Just as the Palm Beach "butterfly" ballot produced "Jews for Buchanan" -- elderly Palm Beach County Jews who mistakenly wound up voting for a candidate criticized as anti-Semitic -- the two-column "Monica ballot" produced "conservatives for socialism." In 10 predominantly white North Florida counties, 264 people voted for both Bush and Moorehead -- a 48-year-old black atheist whose New York-based party "stands for revolutionary struggle of the workers and all oppressed people against this rotten capitalist system."
The various combinations of double-votes in which Bush or Gore was coupled with Phillips or Moorehead caused 3,567 ballots to be rejected in the 14 counties with the split ballot. That accounted for nearly a third of all the spoiled votes in those counties.
By contrast, in Lake County -- the only one of the 15 counties where all 10 candidates appear in one column -- that same combination of double-votes totaled only 71, or 2 percent of the county's 3,155 overvoted ballots. For all the havoc they caused in the small counties in the Sentinel study, the two candidates together received just more than 3,000 valid votes statewide.
The genesis of the flawed, split-column ballot goes back to 1998, when voters approved a constitutional amendment that made it easier for third-party presidential candidates to get on the ballot. The only requirements now: register the political party with the state, hold a national nominating convention and submit a slate of 25 electors.

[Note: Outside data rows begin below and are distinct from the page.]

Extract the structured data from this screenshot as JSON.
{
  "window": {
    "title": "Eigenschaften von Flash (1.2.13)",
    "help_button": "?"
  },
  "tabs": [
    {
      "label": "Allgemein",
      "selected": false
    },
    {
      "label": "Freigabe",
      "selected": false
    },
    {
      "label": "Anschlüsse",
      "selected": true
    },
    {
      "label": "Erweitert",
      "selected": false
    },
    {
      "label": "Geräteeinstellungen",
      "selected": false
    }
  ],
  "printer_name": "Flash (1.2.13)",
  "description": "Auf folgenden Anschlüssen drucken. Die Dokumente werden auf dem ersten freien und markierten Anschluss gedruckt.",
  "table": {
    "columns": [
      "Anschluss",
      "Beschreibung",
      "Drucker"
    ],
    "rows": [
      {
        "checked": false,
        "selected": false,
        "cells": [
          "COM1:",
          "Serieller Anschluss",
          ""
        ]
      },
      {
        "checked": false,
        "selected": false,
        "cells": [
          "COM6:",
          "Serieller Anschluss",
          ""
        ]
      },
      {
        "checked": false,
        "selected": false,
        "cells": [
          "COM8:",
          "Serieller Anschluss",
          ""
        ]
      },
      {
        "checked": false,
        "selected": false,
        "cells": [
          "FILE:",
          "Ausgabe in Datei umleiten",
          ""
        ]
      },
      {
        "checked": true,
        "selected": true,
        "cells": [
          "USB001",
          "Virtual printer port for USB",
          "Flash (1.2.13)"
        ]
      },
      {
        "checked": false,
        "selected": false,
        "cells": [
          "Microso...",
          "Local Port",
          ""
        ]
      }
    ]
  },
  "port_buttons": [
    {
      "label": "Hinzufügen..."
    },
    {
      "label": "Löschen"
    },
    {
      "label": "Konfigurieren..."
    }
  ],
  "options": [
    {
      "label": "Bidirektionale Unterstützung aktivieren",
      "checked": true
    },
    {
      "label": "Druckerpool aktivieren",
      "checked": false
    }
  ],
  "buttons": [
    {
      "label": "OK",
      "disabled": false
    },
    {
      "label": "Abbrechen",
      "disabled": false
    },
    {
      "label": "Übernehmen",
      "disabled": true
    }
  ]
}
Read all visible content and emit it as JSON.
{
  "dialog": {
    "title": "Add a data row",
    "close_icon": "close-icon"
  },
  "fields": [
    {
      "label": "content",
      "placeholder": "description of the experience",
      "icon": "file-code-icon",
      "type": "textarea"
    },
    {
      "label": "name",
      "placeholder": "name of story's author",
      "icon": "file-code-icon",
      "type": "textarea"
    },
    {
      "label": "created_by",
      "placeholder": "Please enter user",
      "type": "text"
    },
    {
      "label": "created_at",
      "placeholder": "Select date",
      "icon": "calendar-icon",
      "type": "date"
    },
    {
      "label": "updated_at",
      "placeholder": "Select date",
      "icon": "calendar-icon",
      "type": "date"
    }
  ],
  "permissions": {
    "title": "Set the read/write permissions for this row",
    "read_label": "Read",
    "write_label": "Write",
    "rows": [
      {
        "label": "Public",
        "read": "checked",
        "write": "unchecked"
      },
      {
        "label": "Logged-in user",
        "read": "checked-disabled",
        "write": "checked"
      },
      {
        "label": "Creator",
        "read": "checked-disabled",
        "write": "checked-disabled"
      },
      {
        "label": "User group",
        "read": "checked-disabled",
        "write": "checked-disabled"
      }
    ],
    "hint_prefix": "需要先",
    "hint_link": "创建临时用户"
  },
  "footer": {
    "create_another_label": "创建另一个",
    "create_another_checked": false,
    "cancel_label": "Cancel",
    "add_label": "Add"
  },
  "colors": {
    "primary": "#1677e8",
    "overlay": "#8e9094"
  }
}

Before 1998, minor-party candidates had to pay a fee and get petitions signed by 3 percent of the state's voters. Republican and Democratic candidates had to do only one or the other, a major reason why there were only four presidential candidates on the 1996 ballot.
The flood of candidates in 2000 caught election supervisors by surprise. Many of the rules followed by the supervisors and the company that designed their ballots were based on laws designed for no more than four presidential candidates and old-fashioned paper ballots. Everything from the size of type to the layout of the ballot is based on laws written for a time when voters marked their ballots and stuffed them into boxes.
The Florida Division of Elections, part of Secretary of State Katherine Harris' office, didn't anticipate the problems of splitting the long list of presidential candidates into two columns. The division sent a "sample ballot" to the 67 elections supervisors Sept. 26 with the presidential race divided into two columns. The sample ballot is only a guide; Harris' office lacks the power to order election supervisors how to configure their ballots, said Ed Kast, the division's assistant director.
"I can tell you Katherine Harris didn't see the sample ballot," Kast said. "When it comes to their layout, it's up to them."
But the company that designed the "Monica ballot" said many of the election supervisors accepted the state's sample "pretty much as gospel." Austin, Texas-based Hart InterCivic said it followed the format sent out by Harris' office when it designed the ballot for 12 Florida counties. No county supervisor, who has final approval over the form, rejected the design, Hart said.